Он знал, что мир невидимый гораздо интереснее того, что его ждет, и этот мир населен подвижными, как ртуть, тенями. Тени меняли очертания. Перемещались. Плыли. Уплывали. Вспыхивали и мотались, переливались огнями, потом угасали, становясь серыми, бесцветными, печальными.

Тени плавали вне его, и он не знал — в околоплодном пузыре или на воле, там, где жила и дышала мать. Они обнимали его и водили вокруг него хороводы. Плод пытался поймать их ручонками, растопыренными пальчиками. Они ускользали. Когда же плод закрывал глаза и готовился ко сну, они сами прилетали к нему, обступали его, веяли над ним то мышино-серыми, то солнечно-золотыми крыльями.

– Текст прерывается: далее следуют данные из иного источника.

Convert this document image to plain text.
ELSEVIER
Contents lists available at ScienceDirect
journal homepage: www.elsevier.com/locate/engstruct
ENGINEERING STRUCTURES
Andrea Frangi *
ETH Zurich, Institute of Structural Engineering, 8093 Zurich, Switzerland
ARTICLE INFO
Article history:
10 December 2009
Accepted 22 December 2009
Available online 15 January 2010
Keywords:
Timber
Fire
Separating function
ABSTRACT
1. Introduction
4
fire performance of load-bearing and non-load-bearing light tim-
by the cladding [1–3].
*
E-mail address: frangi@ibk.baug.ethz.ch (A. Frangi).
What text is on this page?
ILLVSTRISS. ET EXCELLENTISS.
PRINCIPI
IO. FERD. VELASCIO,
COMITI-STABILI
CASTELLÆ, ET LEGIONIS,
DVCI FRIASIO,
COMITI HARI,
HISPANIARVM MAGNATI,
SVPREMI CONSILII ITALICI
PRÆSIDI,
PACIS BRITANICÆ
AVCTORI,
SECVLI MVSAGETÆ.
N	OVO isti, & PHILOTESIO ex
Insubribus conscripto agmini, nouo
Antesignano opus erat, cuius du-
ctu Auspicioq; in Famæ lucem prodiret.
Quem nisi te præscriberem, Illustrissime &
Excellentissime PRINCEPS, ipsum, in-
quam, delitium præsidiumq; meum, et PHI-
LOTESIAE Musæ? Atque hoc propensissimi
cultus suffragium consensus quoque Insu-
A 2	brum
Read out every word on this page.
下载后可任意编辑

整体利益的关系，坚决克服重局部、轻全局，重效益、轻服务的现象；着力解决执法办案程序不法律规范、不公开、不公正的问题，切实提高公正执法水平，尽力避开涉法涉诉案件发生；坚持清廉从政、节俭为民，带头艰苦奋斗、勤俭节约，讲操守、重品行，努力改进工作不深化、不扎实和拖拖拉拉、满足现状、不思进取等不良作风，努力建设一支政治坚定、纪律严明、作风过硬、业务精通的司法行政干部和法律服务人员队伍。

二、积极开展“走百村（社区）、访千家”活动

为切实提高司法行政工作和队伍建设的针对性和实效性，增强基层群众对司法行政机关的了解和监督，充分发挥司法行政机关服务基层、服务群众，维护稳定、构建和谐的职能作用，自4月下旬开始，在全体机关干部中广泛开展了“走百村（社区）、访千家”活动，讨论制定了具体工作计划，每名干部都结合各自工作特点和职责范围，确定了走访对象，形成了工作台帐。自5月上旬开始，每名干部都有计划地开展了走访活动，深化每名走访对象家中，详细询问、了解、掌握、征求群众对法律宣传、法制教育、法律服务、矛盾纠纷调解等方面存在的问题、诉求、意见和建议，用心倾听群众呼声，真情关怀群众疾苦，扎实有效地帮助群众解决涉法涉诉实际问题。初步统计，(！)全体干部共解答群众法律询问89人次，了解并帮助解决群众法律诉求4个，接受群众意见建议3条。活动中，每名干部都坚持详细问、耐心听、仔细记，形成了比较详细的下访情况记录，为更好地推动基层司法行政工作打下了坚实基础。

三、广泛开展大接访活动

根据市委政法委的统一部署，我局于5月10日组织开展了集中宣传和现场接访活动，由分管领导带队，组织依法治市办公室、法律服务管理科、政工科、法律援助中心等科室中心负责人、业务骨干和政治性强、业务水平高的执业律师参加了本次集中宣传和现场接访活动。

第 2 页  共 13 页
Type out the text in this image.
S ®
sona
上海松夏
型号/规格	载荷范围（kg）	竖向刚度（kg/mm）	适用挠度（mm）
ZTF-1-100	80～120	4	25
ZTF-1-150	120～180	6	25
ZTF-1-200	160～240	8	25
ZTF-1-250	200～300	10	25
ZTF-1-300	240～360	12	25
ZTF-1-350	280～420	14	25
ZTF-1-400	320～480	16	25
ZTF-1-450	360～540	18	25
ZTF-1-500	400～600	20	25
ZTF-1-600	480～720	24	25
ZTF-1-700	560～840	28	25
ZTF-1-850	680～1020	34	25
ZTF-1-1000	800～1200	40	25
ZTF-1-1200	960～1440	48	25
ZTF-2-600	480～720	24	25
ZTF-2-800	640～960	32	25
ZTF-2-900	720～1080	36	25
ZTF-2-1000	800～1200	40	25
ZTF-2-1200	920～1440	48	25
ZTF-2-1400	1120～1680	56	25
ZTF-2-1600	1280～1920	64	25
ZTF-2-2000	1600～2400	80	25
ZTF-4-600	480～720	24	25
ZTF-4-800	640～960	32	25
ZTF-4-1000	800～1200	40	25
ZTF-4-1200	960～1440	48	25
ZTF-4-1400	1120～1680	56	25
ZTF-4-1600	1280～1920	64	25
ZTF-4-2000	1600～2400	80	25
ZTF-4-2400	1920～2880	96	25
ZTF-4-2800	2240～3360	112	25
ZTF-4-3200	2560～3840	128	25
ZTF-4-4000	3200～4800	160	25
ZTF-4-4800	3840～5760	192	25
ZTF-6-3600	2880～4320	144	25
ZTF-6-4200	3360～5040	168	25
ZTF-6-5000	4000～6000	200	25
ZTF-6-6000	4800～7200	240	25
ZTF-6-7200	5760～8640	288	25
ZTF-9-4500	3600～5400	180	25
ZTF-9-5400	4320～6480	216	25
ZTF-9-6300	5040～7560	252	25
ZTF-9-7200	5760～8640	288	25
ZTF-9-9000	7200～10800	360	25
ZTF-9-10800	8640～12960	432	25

Однажды ему перед сном явилась Луна. Он не знал, что это Луна, но ясно видел ее. Она возникла, как яркая вспышка прямо перед его глазами. А может, она вышла изнутри его серого прозрачного мозга, из чаши его головы. Он не знал. Круглостью она повторяла его череп. Висела в пространстве и смотрела на него серебряным ярким ликом. Лунное лицо стало сначала голубым, потом синим, потом разгорелось оранжевым и пылало густо-алым. Тени танцевали вокруг нее. Плод застыл. Ему не хотелось двигаться. Он нахмурился. Скосил глаза под выпуклыми, похожими на сливины веками. Состроил гримасу. Луна не ответила ему. Не искривила уродливо прекрасное, спокойное и холодное лицо. Плод дернулся всем тельцем и протянул к Луне руки. Тени разошлись в стороны. Луна осталась висеть перед ним одна, одинокая.

И он заплакал оттого, что она тоже одна, как и он у матери, и сейчас уйдет. Уплывет.

Луна и правда медленно и важно уплыла, как большая круглая рыба.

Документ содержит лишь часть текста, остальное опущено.